We analyzed patients with ARDS from Multi-parameter Intelligent Monitoring in Intensive Care Database III (MIMIC-III). Platelet count was measured at the time of intensive care unit (ICU) admission. The cox proportional hazard model and subgroup analysis were used to determine the relationship between the platelet count and mortality of ARDS, as well as the consistency of its association. The primary outcome of this study was 365-day mortality from the date of ICU admission.

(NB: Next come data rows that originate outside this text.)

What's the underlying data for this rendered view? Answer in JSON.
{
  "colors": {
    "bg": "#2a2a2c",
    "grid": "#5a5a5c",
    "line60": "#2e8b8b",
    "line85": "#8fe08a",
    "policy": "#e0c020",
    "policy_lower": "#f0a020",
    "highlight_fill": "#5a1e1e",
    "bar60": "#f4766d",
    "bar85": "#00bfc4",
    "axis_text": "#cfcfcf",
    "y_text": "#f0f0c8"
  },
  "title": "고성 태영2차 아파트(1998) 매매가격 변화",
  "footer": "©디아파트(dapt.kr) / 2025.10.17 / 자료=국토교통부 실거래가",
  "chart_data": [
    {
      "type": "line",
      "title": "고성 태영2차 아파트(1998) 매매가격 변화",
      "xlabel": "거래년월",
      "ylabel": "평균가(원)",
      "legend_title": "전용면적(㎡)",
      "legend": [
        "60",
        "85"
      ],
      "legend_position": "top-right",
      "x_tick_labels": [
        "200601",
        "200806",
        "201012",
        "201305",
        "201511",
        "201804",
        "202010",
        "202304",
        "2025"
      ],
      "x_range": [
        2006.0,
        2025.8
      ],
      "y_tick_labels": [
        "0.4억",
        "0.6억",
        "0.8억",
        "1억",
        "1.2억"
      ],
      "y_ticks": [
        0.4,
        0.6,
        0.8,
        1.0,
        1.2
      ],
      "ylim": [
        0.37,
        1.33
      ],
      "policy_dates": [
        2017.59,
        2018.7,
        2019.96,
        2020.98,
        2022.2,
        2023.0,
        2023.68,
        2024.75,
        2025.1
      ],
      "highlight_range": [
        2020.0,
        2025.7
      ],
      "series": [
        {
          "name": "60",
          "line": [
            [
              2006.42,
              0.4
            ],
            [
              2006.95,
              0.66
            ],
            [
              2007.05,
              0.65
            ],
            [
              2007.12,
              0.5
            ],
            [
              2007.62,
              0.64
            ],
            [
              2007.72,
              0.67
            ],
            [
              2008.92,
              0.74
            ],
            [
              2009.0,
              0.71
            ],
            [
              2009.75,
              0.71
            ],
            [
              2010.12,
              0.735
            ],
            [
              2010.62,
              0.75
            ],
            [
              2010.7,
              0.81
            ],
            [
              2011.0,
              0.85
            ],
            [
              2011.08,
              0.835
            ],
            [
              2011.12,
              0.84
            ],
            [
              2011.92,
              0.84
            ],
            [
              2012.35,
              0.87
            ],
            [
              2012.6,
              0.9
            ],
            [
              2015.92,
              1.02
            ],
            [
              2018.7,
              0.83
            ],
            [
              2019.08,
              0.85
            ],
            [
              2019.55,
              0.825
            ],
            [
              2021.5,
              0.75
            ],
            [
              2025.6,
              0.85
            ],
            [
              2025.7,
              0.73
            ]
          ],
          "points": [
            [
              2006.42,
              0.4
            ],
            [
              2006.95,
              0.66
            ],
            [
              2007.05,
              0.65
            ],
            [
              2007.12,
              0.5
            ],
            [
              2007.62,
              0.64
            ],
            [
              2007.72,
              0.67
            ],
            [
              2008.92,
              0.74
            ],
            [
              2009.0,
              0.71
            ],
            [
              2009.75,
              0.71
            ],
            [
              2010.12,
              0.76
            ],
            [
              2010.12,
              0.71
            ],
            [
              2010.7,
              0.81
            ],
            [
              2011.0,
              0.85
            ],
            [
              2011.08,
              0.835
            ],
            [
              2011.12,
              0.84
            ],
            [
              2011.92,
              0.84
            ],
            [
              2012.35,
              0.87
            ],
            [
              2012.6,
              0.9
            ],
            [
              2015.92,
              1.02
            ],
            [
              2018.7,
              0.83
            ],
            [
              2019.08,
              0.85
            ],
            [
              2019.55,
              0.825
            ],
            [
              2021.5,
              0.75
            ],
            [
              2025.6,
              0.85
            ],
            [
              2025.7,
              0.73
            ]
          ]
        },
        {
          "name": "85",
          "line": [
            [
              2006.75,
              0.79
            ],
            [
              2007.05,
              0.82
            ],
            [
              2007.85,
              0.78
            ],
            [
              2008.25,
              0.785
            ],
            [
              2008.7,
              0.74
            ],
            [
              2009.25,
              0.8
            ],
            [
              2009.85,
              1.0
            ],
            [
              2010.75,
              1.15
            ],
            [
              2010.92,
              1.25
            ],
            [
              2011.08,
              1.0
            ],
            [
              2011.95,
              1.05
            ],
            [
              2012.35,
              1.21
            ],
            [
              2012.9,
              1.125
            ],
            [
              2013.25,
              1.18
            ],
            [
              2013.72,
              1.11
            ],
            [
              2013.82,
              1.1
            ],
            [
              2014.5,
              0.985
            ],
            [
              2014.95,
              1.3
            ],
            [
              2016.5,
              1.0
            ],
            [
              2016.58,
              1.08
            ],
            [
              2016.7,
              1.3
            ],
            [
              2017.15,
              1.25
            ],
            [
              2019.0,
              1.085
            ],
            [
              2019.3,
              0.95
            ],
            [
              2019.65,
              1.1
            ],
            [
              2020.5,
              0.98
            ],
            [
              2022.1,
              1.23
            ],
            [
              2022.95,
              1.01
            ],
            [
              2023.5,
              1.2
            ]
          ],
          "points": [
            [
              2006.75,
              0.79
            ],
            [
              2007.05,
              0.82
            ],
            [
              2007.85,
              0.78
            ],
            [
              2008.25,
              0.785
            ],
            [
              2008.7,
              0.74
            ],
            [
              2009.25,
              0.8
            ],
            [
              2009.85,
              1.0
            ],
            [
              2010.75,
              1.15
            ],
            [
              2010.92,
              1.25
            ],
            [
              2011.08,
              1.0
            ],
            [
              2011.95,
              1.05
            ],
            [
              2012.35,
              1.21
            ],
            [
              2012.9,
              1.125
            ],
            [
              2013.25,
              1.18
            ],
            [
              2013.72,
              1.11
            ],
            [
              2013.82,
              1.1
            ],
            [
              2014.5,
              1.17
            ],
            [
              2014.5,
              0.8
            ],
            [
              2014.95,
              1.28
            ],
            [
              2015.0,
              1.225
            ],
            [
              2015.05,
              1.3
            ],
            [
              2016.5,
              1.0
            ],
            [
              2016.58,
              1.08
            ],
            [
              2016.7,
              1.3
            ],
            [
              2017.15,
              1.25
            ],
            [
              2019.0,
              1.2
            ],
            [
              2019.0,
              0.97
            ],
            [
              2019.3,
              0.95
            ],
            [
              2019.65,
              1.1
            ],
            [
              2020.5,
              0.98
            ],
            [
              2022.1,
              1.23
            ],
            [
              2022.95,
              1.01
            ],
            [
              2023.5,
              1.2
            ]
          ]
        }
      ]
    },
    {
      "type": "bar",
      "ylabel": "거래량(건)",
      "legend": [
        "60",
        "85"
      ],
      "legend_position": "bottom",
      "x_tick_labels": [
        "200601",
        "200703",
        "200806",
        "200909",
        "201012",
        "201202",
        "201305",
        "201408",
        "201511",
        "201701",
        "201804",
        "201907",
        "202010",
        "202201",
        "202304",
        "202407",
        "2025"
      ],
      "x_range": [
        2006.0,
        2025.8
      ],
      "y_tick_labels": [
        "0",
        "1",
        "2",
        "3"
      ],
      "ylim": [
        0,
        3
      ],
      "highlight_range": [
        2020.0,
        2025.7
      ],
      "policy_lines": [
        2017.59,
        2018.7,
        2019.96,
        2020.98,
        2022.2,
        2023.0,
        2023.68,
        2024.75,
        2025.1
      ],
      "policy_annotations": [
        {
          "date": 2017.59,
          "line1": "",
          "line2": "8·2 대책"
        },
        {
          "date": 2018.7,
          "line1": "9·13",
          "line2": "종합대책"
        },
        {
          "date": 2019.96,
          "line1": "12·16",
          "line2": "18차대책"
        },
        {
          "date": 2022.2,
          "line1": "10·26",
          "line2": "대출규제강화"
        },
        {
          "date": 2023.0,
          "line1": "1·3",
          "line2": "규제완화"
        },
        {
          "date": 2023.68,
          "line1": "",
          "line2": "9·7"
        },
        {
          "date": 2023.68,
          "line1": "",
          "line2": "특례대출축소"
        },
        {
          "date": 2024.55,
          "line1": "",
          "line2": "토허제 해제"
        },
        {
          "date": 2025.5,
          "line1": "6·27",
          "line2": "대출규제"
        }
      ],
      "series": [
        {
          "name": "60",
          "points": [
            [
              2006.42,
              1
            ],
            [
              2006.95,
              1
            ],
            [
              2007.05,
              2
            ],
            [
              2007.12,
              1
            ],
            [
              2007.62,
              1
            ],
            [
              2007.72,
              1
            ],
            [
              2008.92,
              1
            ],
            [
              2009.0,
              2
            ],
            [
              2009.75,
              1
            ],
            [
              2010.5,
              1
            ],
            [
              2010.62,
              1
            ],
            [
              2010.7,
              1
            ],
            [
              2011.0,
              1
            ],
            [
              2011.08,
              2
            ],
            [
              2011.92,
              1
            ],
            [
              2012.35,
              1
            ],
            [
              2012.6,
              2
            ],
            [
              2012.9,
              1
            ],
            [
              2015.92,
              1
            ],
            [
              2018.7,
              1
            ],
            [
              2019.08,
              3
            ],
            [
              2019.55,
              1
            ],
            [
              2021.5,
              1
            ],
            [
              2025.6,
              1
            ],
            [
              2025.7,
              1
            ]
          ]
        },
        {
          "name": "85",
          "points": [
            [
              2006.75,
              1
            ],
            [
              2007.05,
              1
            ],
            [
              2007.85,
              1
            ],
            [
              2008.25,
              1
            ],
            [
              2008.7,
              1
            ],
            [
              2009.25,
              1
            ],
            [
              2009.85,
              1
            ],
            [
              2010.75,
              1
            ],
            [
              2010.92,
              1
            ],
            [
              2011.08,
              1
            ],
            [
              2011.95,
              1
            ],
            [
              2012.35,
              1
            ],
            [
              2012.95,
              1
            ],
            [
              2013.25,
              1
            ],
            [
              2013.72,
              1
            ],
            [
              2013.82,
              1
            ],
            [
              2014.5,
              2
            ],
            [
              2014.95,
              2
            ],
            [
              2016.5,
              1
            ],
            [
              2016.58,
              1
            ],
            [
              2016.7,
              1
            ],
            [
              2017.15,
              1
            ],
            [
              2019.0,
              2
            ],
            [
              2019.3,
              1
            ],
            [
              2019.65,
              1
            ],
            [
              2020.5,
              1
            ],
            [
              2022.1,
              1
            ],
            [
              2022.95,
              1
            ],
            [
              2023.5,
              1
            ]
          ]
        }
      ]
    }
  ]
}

This study enrolled a total of 395 critically ill patients with ARDS. After adjustment for age, gender and ethnicity, the multivariate cox regression model showed that the hazard ratios (HRs) (95% confidence intervals [CIs]) of platelet count <192 × 10 /L and >296 × 10 /L were 2.08 (1.43, 3.04) and 1.35 (0.91, 2.01), respectively, compared with the reference (192-296 ×10 /L). After adjusting for confounding factors, lower platelet count (<192 × 10 /L) was associated with increased mortality (adjusted HR, 1.71; 95% CI 1.06-2.76, p = 0.0284). However, there was no similar trend in the 30-day (adjusted HR,1.02; 95% CI 0.54-1.94) or 90-day (adjusted HR, 1.65; 95% CI 0.94-2.89) mortality. In the subgroup analysis, lower platelet count showed significant interactions with specific populations (p interaction = 0.0413), especially in patients with atrial fibrillation.
Taken together, our analysis showed that platelet count is an independent predictor of mortality in critically ill patients with ARDS.
本研究旨在探讨血小板计数与急性呼吸窘迫综合征(ARDS)患者死亡率之间的关系。
我们分析了来自多参数智能监护重症监护数据库 III(MIMIC-III)的 ARDS 患者。血小板计数在入住重症监护病房(ICU)时进行测量。采用 Cox 比例风险模型和亚组分析来确定血小板计数与 ARDS 死亡率之间的关系及其相关性的一致性。本研究的主要结局是从 ICU 入住日期起的 365 天死亡率。
本研究共纳入了 395 例重症 ARDS 患者。在调整年龄、性别和种族后,多变量 Cox 回归模型显示,血小板计数 <192×10/L 和 >296×10/L 的危险比(HR)(95%置信区间[CI])分别为 2.08(1.43,3.04)和 1.35(0.91,2.01),与参考值(192-296×10/L)相比。在调整混杂因素后,较低的血小板计数(<192×10/L)与死亡率增加相关(调整 HR,1.71;95%CI 1.06-2.76,p=0.0284)。然而,在 30 天(调整 HR,1.02;95%CI 0.54-1.94)或 90 天(调整 HR,1.65;95%CI 0.94-2.89)死亡率方面没有类似的趋势。在亚组分析中,较低的血小板计数与特定人群(p 交互=0.0413)表现出显著的交互作用,特别是在心房颤动患者中。
综上所述,我们的分析表明,血小板计数是重症 ARDS 患者死亡率的独立预测因子。